In those days, Greco would make dough out of a commercial yeast, prepping it in the morning to be ready by nightfall. The pizza received rave reviews in his inner circles, but as Greco began to travel more as an adult, he noticed different ways of doing things, and he wanted to learn. He was especially blown away by the pies at King Umberto, a pizzeria on Long Island. He became friendly with the chef there and began picking his brain.

Greco eventually got connected with a series of mentors that he credits with helping take his homemade pies to the next level: Felix Toro of Happy Bull Pizza; Nicole Russell at Last Dragon Pizza; Serhan Ayhan at Next Level Pizza; and Nino Coniglio of Brooklyn Pizza Crew.

He started to see more refined ways of making dough, methods that would make his Argentine pizza stand out that much more. When friends and mentors sampled his new-and-improved pies, they urged him to cook them for the masses. It was a unique product, unlike anything else out there at the time. There was just one problem: he didn’t know if the average New Yorker would want to eat Argentine pizza.

“At first, I was hesitant,” Greco said. “If you read anything online about Argentinean pizza, you’ll find that it’s a polarizing topic: People either love it, or they hate it.”

Finally, in 2019, he gave cooking for the public a whirl. It was at the annual New York Pizza Festival held in the Bronx, where attendees purchase punch cards and try slices at different vendor tents. This is where Greco realized he really had something.

“People were limited to 10 slices, and here are all these other people making pizza,” Greco said. “And I would watch their reaction and hear them telling other people, ‘Hey, you have to go try this.’ And some of them would even come back and use multiple punches just to have more of my pizza. That reaction was really unbelievable.”

Since then, Greco has gravitated toward doing pop-ups at breweries and area pizzerias like Wheated (Brooklyn), Beebe’s (Queens) and D’amore (Rockaway Beach), and has even appeared at the place that started his latest chapter, King Umberto. Greco’s expanding, too—he will soon do his first out-of-state popup, at The Italian Joint in Kissimmee, Florida.

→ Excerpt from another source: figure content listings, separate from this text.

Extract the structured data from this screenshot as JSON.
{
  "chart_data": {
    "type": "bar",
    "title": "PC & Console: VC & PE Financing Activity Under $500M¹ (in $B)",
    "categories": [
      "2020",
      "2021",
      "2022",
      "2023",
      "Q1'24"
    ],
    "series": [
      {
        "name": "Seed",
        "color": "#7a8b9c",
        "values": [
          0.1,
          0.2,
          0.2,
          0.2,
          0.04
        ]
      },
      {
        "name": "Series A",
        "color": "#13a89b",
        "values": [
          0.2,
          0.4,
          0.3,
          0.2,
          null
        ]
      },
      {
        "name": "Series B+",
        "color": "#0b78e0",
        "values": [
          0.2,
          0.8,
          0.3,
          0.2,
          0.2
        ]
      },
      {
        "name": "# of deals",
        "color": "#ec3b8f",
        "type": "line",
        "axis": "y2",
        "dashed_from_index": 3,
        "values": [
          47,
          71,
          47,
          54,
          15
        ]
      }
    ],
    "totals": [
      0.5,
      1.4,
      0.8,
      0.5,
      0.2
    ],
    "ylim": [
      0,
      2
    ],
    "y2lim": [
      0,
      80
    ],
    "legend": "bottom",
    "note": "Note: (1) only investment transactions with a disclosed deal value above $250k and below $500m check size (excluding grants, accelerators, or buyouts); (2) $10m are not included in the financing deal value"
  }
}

Still, Greco’s not quite ready to give up his day job. Working with children simply means too much to him. With so many children impoverished in inner-city Queens, where he now lives, it’s a place where he feels he can have the biggest impact. If introducing the world to Argentinian pizza is a passion of his, teaching children is more like a calling.

“There are kids that some people think are too problematic,” Greco said. “They’re the kids who don’t get paid enough attention in the classroom. The ones that need the most help sometimes get less help, but I can change that. I can work with them one-on-one, or one-on-five, and help them learn what they need to learn.”

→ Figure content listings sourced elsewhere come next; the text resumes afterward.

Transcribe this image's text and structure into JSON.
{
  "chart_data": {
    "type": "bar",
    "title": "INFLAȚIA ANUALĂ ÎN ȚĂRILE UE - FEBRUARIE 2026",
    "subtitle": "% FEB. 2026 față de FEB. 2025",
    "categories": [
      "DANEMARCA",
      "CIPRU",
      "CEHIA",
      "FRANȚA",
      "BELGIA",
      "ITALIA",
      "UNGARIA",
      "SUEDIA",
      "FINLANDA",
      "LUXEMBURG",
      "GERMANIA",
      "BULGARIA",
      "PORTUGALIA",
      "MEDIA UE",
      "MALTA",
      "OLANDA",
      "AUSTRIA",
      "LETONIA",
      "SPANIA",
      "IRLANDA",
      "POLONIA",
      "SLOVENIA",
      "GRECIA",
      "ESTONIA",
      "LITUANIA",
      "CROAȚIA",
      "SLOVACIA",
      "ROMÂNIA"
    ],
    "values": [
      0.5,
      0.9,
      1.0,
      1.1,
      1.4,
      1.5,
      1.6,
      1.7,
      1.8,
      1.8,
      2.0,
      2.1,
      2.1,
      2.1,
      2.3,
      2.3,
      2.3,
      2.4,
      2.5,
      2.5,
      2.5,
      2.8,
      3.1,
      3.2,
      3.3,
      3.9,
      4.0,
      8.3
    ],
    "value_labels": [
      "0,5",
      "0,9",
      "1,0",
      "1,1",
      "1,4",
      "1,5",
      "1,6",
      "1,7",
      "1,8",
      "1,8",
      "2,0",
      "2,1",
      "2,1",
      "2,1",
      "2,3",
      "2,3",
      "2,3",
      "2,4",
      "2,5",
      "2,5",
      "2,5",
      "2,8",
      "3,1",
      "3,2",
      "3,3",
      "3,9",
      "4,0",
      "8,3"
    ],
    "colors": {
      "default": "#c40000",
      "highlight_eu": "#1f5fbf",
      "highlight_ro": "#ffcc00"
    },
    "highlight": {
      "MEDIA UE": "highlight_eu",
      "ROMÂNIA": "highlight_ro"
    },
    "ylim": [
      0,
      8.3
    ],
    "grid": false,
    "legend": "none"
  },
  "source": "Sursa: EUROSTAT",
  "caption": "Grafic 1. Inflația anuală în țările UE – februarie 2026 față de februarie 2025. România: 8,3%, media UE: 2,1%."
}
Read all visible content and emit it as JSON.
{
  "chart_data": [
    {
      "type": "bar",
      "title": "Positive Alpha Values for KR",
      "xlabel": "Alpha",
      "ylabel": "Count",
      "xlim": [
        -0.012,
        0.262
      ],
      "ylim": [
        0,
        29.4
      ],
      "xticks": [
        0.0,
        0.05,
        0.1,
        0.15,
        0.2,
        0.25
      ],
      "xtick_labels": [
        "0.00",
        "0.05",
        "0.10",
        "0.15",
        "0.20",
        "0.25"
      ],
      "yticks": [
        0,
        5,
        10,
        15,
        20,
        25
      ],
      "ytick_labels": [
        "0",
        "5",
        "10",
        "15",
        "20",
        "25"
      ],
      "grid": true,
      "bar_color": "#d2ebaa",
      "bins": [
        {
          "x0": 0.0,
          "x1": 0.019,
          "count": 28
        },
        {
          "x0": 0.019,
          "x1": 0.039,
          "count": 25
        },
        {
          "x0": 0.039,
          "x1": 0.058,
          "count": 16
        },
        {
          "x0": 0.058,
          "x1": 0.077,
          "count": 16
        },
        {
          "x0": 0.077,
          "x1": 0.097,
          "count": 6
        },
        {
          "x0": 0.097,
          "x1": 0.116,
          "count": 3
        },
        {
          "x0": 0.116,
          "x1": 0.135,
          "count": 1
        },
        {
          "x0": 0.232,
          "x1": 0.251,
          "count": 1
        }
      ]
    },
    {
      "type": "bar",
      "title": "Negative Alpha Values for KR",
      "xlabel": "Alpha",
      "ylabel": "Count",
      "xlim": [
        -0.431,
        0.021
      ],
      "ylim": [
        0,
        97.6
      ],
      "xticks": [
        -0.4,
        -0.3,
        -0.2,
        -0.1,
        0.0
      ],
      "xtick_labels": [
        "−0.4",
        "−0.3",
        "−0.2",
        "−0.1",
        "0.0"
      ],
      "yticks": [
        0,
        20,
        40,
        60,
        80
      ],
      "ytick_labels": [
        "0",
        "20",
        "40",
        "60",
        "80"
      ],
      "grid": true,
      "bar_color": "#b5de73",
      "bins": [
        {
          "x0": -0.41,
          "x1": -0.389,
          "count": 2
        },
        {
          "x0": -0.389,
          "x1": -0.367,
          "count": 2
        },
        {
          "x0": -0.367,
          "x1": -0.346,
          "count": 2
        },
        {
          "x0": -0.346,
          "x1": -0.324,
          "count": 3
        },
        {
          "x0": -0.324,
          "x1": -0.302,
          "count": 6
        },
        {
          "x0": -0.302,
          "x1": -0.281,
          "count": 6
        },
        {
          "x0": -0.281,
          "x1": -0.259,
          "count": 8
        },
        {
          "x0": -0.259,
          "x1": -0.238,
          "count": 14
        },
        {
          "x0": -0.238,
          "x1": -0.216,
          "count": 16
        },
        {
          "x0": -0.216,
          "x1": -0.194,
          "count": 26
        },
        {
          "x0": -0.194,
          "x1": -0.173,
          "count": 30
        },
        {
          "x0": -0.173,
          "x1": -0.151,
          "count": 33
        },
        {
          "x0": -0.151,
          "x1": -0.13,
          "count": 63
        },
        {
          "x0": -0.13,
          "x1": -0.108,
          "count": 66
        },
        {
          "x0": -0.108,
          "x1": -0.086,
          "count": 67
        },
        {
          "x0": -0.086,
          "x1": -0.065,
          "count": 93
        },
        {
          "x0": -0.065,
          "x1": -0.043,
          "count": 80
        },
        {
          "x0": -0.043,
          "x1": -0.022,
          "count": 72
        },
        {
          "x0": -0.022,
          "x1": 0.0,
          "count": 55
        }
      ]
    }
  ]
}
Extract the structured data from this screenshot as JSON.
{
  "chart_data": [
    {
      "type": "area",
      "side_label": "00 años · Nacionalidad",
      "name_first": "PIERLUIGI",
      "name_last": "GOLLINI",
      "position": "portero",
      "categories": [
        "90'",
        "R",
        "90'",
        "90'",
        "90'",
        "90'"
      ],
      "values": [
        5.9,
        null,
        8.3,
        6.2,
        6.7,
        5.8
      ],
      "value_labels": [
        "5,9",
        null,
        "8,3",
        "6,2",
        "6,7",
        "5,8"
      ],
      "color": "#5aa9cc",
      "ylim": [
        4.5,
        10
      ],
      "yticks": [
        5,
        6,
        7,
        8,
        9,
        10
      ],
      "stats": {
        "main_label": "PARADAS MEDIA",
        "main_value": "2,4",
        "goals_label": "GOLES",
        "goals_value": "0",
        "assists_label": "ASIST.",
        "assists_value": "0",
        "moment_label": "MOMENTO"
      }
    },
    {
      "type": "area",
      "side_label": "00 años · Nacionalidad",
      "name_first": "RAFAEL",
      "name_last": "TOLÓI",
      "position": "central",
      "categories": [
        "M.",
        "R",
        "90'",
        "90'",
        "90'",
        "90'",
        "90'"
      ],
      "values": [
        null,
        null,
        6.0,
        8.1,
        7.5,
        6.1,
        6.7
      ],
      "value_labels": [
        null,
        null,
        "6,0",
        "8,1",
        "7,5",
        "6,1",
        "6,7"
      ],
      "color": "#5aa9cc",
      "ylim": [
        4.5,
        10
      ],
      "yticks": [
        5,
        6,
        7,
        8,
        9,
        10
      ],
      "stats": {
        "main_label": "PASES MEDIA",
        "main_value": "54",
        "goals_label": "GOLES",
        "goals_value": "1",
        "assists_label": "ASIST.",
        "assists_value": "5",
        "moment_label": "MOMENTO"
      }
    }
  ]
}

Greco said he does have an idea for what his pivot into doing pizza full-time would look like. It might start with a food truck—he even has a business partner in mind, a fellow teacher who is close to being able to collect a nice pension from the state in retirement. If he pursues it, he has no doubt who his first employees would be.

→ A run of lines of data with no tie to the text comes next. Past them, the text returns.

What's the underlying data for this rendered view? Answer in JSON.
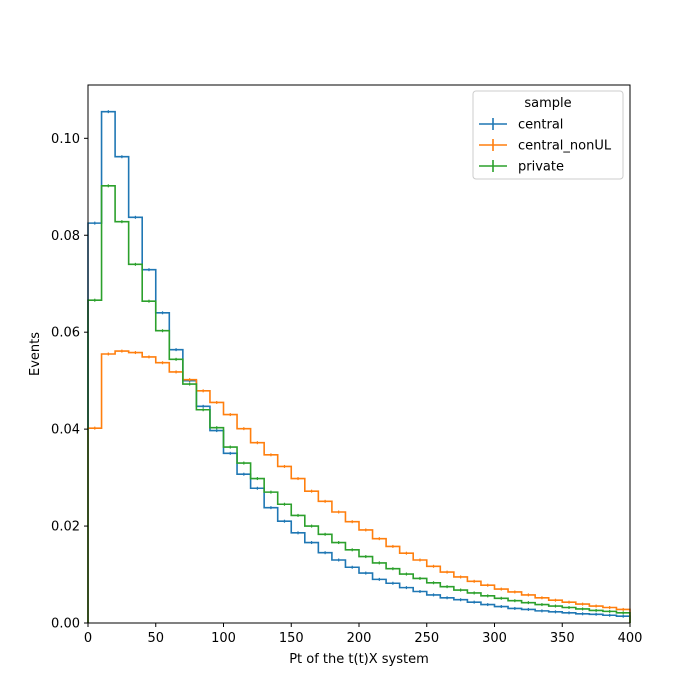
{
  "chart_data": {
    "type": "line",
    "style": "step-histogram",
    "xlabel": "Pt of the t(t)X system",
    "ylabel": "Events",
    "xlim": [
      0,
      400
    ],
    "ylim": [
      0,
      0.111
    ],
    "x_ticks": [
      0,
      50,
      100,
      150,
      200,
      250,
      300,
      350,
      400
    ],
    "y_ticks": [
      0.0,
      0.02,
      0.04,
      0.06,
      0.08,
      0.1
    ],
    "x_tick_labels": [
      "0",
      "50",
      "100",
      "150",
      "200",
      "250",
      "300",
      "350",
      "400"
    ],
    "y_tick_labels": [
      "0.00",
      "0.02",
      "0.04",
      "0.06",
      "0.08",
      "0.10"
    ],
    "grid": false,
    "legend": {
      "title": "sample",
      "placement": "top-right"
    },
    "bin_edges": [
      0,
      10,
      20,
      30,
      40,
      50,
      60,
      70,
      80,
      90,
      100,
      110,
      120,
      130,
      140,
      150,
      160,
      170,
      180,
      190,
      200,
      210,
      220,
      230,
      240,
      250,
      260,
      270,
      280,
      290,
      300,
      310,
      320,
      330,
      340,
      350,
      360,
      370,
      380,
      390,
      400
    ],
    "series": [
      {
        "name": "central",
        "color": "#1f77b4",
        "values": [
          0.0825,
          0.1055,
          0.0962,
          0.0837,
          0.0729,
          0.064,
          0.0564,
          0.05,
          0.0447,
          0.0397,
          0.035,
          0.0307,
          0.0278,
          0.0238,
          0.021,
          0.0186,
          0.0166,
          0.0145,
          0.013,
          0.0115,
          0.0103,
          0.009,
          0.0082,
          0.0073,
          0.0065,
          0.0058,
          0.0052,
          0.0048,
          0.0043,
          0.0038,
          0.0034,
          0.003,
          0.0028,
          0.0025,
          0.0023,
          0.0021,
          0.0019,
          0.0018,
          0.0016,
          0.0014
        ]
      },
      {
        "name": "central_nonUL",
        "color": "#ff7f0e",
        "values": [
          0.0402,
          0.0555,
          0.0561,
          0.0558,
          0.0549,
          0.0537,
          0.0518,
          0.0502,
          0.0479,
          0.0455,
          0.043,
          0.0401,
          0.0372,
          0.0347,
          0.0323,
          0.0298,
          0.0272,
          0.0251,
          0.0229,
          0.0209,
          0.0192,
          0.0174,
          0.0158,
          0.0144,
          0.013,
          0.0117,
          0.0105,
          0.0095,
          0.0086,
          0.0078,
          0.007,
          0.0064,
          0.0058,
          0.0052,
          0.0047,
          0.0043,
          0.0039,
          0.0035,
          0.0032,
          0.0028
        ]
      },
      {
        "name": "private",
        "color": "#2ca02c",
        "values": [
          0.0666,
          0.0902,
          0.0828,
          0.074,
          0.0664,
          0.0603,
          0.0544,
          0.0493,
          0.044,
          0.0403,
          0.0363,
          0.033,
          0.0298,
          0.027,
          0.0245,
          0.0222,
          0.02,
          0.0183,
          0.0166,
          0.0151,
          0.0137,
          0.0124,
          0.0112,
          0.0101,
          0.0092,
          0.0083,
          0.0075,
          0.0068,
          0.0062,
          0.0056,
          0.0051,
          0.0046,
          0.0042,
          0.0038,
          0.0035,
          0.0032,
          0.0029,
          0.0026,
          0.0024,
          0.0021
        ]
      }
    ]
  }
}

“My old students would be the ones I’m hiring,” Greco said. “I live in the same neighborhood where I work. It’s a heavy immigrant population. When I work with them, they’re in elementary school, they’re cute little kids. When they get older, society makes them tough or makes them want to be tough. I see a lot of them getting in trouble when they get older. Me, I go to work in a T-shirt, with tattoos—these kids think I’m cool, relatable. They are going to listen to me. That’s where I feel like I can make the biggest difference.”